A defesa de Mariana alega que as humilhações sofridas por ela durante a audiência de instrução de 2020; que viralizou nas redes sociais, contaminaram o processo e devem levar à anulação da absolvição. Na ocasião, o advogado do acusado questionou as roupas da vítima, sua vida sexual e afirmou que ela posava para fotos em “posições ginecológicas“.
O relator concordou com a tese. “Não há nenhuma dúvida que houve total desrespeito aos direitos fundamentais da vítima. Houve revitimização, tratamento cruel e desumano com total anuência do promotor. É vergonhoso a forma como a vítima foi tratada durante a audiência”, afirmou Moraes.
O ministro também considerou que o depoimento de Mariana; prova central em crimes sexuais; não ocorreu de forma lícita.
“Não houve o depoimento lícito da vítima.
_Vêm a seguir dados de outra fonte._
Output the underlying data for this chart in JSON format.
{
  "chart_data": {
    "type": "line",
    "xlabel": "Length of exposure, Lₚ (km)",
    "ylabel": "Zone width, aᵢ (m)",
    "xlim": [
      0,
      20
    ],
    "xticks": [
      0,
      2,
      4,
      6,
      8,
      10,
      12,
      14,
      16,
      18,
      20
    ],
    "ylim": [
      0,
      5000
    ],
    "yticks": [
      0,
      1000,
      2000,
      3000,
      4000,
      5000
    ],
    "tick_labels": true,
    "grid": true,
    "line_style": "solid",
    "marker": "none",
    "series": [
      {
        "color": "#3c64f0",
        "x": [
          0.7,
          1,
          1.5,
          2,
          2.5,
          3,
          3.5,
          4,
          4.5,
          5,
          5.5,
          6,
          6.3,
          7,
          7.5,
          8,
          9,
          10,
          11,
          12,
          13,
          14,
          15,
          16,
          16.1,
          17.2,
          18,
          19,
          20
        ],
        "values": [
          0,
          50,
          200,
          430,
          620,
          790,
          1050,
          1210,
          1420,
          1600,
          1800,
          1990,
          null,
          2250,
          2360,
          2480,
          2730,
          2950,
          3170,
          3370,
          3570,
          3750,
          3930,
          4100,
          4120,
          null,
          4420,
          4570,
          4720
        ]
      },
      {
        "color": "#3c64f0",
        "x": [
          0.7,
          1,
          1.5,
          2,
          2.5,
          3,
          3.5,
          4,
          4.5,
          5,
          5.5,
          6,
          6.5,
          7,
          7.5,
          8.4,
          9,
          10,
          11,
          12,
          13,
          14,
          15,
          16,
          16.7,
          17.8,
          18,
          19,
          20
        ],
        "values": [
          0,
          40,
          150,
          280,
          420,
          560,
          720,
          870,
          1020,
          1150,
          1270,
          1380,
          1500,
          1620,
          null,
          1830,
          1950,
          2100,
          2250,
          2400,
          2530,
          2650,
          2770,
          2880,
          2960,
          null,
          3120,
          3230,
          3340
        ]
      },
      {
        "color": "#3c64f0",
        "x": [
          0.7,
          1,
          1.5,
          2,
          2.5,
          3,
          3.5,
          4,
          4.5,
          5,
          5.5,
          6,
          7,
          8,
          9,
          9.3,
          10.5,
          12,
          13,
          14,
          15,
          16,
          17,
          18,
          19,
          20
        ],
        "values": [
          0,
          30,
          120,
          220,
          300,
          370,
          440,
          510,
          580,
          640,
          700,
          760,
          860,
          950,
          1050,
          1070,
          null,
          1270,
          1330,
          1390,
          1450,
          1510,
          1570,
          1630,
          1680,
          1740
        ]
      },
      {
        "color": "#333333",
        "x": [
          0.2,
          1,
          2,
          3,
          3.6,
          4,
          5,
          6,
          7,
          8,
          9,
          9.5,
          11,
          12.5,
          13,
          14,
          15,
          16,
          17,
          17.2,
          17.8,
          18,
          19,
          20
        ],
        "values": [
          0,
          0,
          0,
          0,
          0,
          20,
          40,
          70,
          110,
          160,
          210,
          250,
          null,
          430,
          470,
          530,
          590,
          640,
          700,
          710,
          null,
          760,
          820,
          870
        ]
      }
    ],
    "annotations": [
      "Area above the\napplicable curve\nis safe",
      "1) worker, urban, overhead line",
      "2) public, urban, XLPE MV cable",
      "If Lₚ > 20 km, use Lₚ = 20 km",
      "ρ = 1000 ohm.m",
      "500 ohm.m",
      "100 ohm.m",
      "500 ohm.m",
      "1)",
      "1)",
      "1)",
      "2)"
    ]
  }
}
Se uma das provas mais importantes em crimes sexuais é o depoimento da vítima, nós temos um problema. Não tenho nenhuma dúvida de que a audiência é nula”, completou.
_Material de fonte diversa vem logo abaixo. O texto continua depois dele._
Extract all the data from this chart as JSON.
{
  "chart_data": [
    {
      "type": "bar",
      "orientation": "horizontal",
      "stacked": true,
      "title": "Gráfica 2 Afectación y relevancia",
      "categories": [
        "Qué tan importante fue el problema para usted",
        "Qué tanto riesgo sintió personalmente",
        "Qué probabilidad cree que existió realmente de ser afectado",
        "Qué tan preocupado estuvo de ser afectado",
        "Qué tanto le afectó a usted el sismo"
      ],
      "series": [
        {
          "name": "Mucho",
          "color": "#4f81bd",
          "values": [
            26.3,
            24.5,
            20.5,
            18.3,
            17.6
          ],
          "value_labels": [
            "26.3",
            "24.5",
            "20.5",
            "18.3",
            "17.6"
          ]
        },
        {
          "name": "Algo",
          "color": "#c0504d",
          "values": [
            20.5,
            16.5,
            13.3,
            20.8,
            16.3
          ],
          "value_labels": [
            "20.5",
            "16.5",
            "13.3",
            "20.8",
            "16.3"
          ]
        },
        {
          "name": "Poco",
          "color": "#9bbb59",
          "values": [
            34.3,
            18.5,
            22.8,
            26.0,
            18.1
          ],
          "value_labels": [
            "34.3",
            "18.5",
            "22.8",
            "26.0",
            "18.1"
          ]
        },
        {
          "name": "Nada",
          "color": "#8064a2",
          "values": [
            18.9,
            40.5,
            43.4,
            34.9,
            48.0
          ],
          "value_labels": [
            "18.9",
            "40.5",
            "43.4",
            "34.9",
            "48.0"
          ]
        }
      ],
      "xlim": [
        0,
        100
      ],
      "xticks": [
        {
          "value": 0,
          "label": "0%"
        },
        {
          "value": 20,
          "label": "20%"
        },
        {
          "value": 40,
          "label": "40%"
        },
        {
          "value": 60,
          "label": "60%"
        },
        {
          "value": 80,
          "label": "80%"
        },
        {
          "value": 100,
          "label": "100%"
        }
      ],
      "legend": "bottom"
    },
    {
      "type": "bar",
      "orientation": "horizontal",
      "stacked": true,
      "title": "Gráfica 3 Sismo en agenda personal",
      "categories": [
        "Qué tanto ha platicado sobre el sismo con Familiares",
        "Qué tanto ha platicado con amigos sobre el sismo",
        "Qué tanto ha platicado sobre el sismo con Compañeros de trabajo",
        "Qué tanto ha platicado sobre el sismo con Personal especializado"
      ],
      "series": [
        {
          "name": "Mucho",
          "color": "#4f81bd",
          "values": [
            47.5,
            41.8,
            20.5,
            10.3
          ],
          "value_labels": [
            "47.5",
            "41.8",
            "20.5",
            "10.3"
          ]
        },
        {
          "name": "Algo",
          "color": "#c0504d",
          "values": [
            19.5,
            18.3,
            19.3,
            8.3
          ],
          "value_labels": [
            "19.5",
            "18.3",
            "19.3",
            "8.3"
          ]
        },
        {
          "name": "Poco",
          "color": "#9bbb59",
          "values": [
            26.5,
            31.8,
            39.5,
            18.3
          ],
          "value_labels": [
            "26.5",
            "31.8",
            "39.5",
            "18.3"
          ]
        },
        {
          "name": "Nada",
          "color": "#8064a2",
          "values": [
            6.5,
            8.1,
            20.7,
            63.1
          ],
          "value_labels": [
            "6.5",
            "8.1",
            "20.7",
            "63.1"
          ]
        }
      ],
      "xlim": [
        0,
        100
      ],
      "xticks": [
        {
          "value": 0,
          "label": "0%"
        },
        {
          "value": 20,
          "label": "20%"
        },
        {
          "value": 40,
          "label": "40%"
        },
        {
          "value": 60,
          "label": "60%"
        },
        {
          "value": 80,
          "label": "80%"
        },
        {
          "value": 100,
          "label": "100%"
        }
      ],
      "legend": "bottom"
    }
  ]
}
Seu voto determina que a Justiça de Santa Catarina julgue o caso novamente, e que o juiz e o promotor que atuaram na primeira instrução não participem do novo julgamento.
Dias Toffoli sugeriu a suspensão da prescrição do caso. “Quem causou a nulidade foi a própria defesa do acusado. Ao anular isso, nós estaríamos determinando o retorno dos autos à instrução. Quantos anos já se passaram?”, questionou. Nunes Marques acompanhou o relator, mas não apresentou voto escrito.
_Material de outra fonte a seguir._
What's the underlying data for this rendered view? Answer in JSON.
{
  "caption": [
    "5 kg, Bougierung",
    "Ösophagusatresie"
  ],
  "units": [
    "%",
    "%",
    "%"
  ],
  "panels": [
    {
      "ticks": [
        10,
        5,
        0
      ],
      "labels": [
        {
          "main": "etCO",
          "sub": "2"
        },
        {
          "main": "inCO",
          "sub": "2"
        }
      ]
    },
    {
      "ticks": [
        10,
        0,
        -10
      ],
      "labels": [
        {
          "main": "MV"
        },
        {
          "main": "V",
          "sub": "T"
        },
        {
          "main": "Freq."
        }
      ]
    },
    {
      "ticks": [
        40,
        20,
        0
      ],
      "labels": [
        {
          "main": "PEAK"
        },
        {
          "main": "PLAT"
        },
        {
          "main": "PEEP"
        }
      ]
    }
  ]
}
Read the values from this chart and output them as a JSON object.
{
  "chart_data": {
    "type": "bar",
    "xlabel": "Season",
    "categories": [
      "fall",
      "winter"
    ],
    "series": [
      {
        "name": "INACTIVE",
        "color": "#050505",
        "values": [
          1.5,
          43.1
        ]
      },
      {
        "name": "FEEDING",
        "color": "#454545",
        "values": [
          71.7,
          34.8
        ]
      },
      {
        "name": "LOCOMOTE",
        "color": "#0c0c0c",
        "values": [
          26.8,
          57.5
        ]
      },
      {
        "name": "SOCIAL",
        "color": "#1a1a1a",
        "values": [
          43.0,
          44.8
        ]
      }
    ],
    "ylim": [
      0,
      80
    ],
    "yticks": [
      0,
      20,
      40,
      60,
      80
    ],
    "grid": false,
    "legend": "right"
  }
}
Do outro lado, a advogada Dora Cavalcanti, representante do acusado, defendeu a manutenção da absolvição. “Seria impossível superar os motivos que levaram à absolvição do recorrido em primeiro grau, com pedido de absolvição apresentado pelo Ministério Público, diante de um acervo probatório construído, não só na fase de investigação, mas ao longo de uma instrução probatória profunda e cuidadosa, que deixou impossível sustentar a tese da denúncia”, afirmou.
O caso
Mariana Ferrer acusa o empresário de tê-la dopado em 2018, durante uma festa na boate em que atuava como promoter, em Florianópolis, e de ter tirado sua virgindade enquanto ela estava vulnerável, sem capacidade de resistir. Em 2020, o Tribunal de Justiça de Santa Catarina o absolveu ao acatar pedido do Ministério Público estadual, que, após apresentar a denúncia, mudou de posição e passou a defender a falta de provas e a inocência de Aranha.